En ce qui concerne la désignation des zones, les acteurs locaux semblent maintenant mieux informés de la procédure Natura 2000, mais il reste difficile de parler de consultation satisfaisante. La procédure a plutôt consisté à suivre une procédure administrative qu'à réellement consulter. Ce constat est particulièrement vrai sur les sites ayant fait l'objet d'une nouvelle consultation début 2002. Une certaine confusion persiste encore actuellement entre la réalisation des inventaires scientifiques et la négociation/concertation des propositions de gestion.

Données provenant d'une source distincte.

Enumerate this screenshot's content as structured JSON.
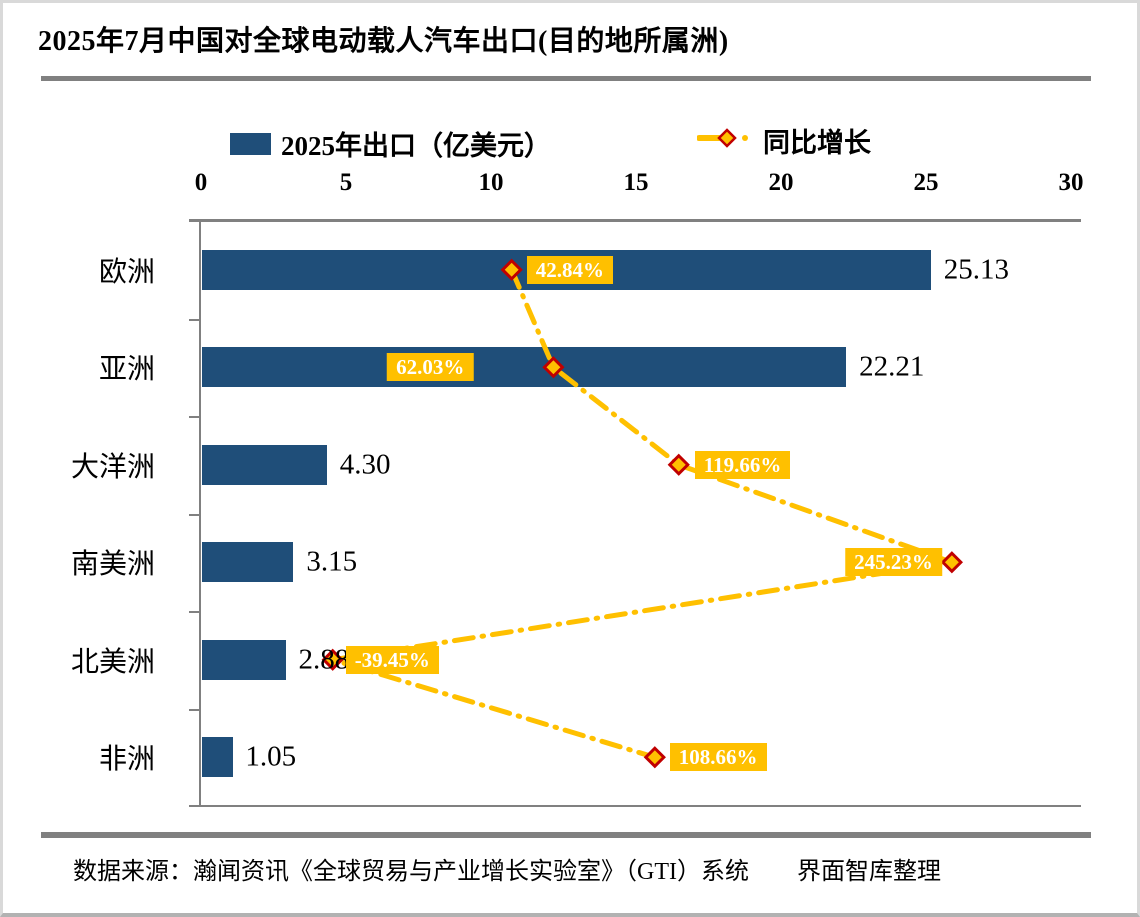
{
  "title": "2025年7月中国对全球电动载人汽车出口(目的地所属洲)",
  "legend": {
    "bars_label": "2025年出口（亿美元）",
    "line_label": "同比增长"
  },
  "footer": {
    "source": "数据来源：瀚闻资讯《全球贸易与产业增长实验室》（GTI）系统　　界面智库整理"
  },
  "colors": {
    "bar": "#1F4E79",
    "line": "#FFC000",
    "marker_fill": "#FFC000",
    "marker_stroke": "#C00000",
    "label_bg": "#FFC000",
    "label_text": "#FFFFFF",
    "axis": "#808080",
    "divider": "#808080",
    "text": "#000000"
  },
  "chart_data": {
    "type": "bar",
    "orientation": "horizontal",
    "title": "2025年7月中国对全球电动载人汽车出口(目的地所属洲)",
    "categories": [
      "欧洲",
      "亚洲",
      "大洋洲",
      "南美洲",
      "北美洲",
      "非洲"
    ],
    "series": [
      {
        "name": "2025年出口（亿美元）",
        "type": "bar",
        "axis": "primary",
        "values": [
          25.13,
          22.21,
          4.3,
          3.15,
          2.88,
          1.05
        ],
        "labels": [
          "25.13",
          "22.21",
          "4.30",
          "3.15",
          "2.88",
          "1.05"
        ]
      },
      {
        "name": "同比增长",
        "type": "line",
        "axis": "secondary",
        "line_style": "dash-dot",
        "marker": "diamond",
        "values": [
          42.84,
          62.03,
          119.66,
          245.23,
          -39.45,
          108.66
        ],
        "labels": [
          "42.84%",
          "62.03%",
          "119.66%",
          "245.23%",
          "-39.45%",
          "108.66%"
        ],
        "label_placement": [
          {
            "side": "right",
            "gap": 15
          },
          {
            "side": "left",
            "gap": 80
          },
          {
            "side": "right",
            "gap": 16
          },
          {
            "side": "left",
            "gap": 10
          },
          {
            "side": "right",
            "gap": 13
          },
          {
            "side": "right",
            "gap": 15
          }
        ]
      }
    ],
    "primary_axis": {
      "position": "top",
      "min": 0,
      "max": 30,
      "ticks": [
        0,
        5,
        10,
        15,
        20,
        25,
        30
      ]
    },
    "secondary_axis": {
      "min": -100,
      "max": 300,
      "visible": false
    },
    "legend_position": "top",
    "grid": false
  }
}
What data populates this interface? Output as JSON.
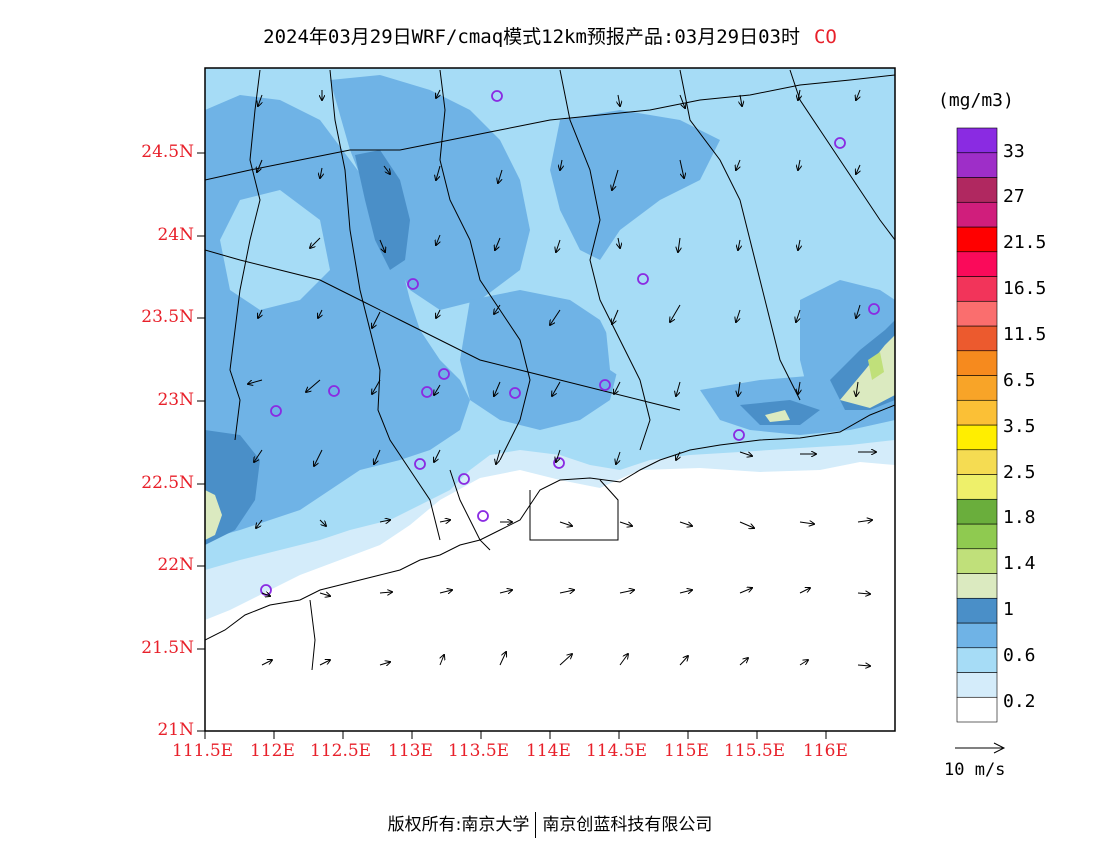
{
  "title": {
    "main": "2024年03月29日WRF/cmaq模式12km预报产品:03月29日03时",
    "species": "CO"
  },
  "axes": {
    "y_ticks": [
      "24.5N",
      "24N",
      "23.5N",
      "23N",
      "22.5N",
      "22N",
      "21.5N",
      "21N"
    ],
    "x_ticks": [
      "111.5E",
      "112E",
      "112.5E",
      "113E",
      "113.5E",
      "114E",
      "114.5E",
      "115E",
      "115.5E",
      "116E"
    ]
  },
  "colorbar": {
    "unit": "(mg/m3)",
    "labels": [
      "33",
      "27",
      "21.5",
      "16.5",
      "11.5",
      "6.5",
      "3.5",
      "2.5",
      "1.8",
      "1.4",
      "1",
      "0.6",
      "0.2"
    ],
    "colors": [
      "#ffffff",
      "#d4ecfa",
      "#a6dcf6",
      "#6fb3e6",
      "#4a8fc8",
      "#dbeac0",
      "#c0e07a",
      "#8fca50",
      "#6aae3c",
      "#eef06a",
      "#f5dc52",
      "#ffee00",
      "#fbc036",
      "#f8a428",
      "#f68a1e",
      "#ec5a2e",
      "#fa6e6e",
      "#f2345a",
      "#fa0a5a",
      "#ff0000",
      "#d01e7c",
      "#b02860",
      "#9e2ec8",
      "#8a2be2"
    ]
  },
  "wind_legend": {
    "label": "10 m/s"
  },
  "footer": {
    "left": "版权所有:南京大学",
    "right": "南京创蓝科技有限公司"
  }
}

De manière générale, l'argumentaire scientifique reste une base essentielle de désignation des sites et de délimitation des périmètres. Les difficultés rencontrées au niveau scientifique sont liées essentiellement à l'insuffisance de certains inventaires initiaux (ex : confluence Moselle-Moselotte en Lorraine, vallée de la Double en Dordogne), ou certains périmètres trop approximatifs qui ont exclu des parties entières de sites (ex : haute vallée de l'Essonne). Les délimitations de sites sont également fortement dépendantes des contextes locaux qui ont entraîné des réductions ou des morcellements de sites qui ne permettent pas la mise en oeuvre de mesures de gestion cohérente. C'est le cas également de certains périmètres trop restrictifs du fait de la non prise en compte des zones tampons ou de matrices essentielles dans le maintien de la fonctionnalité de l'ensemble du site (exemple des tourbières, de certaines vallées alluviales et de certains bassins versants). Dès lors, la possibilité de reconsidérer des périmètres cohérents est fondamentale pour la cohérence du site et de la gestion future et elle est possible dans le cadre des DOCOB. Il faudrait que cette possibilité soit généralisée et reste ouverte après l'approbation des sites par l'Europe. Les périmètres ont très souvent été désignés « globalement » alors que les mesures de gestion sont pertinentes à la parcelle ou au groupe de parcelles. Enfin, les inventaires initiaux sont souvent incomplets pour les espèces étant à l'origine de la désignation du site ou pour des espèces prioritaires qui n'avaient pas été décelées lors des inventaires ou sous estimées.

S'agissant du cas particulier de la désignation des zones de protection spéciale (ZPS), au titre de la directive Oiseaux, il existe des blocages locaux fréquents, principalement de la part des agriculteurs et des chasseurs. Ceci induit une autolimitation des services de l'Etat eux-mêmes et donc un déficit de désignation. L'Etat défend une position minimaliste fondée sur des critères politiques sans rapports avec les enjeux « de terrain » liés aux milieux. De gros efforts de communication seraient à réaliser.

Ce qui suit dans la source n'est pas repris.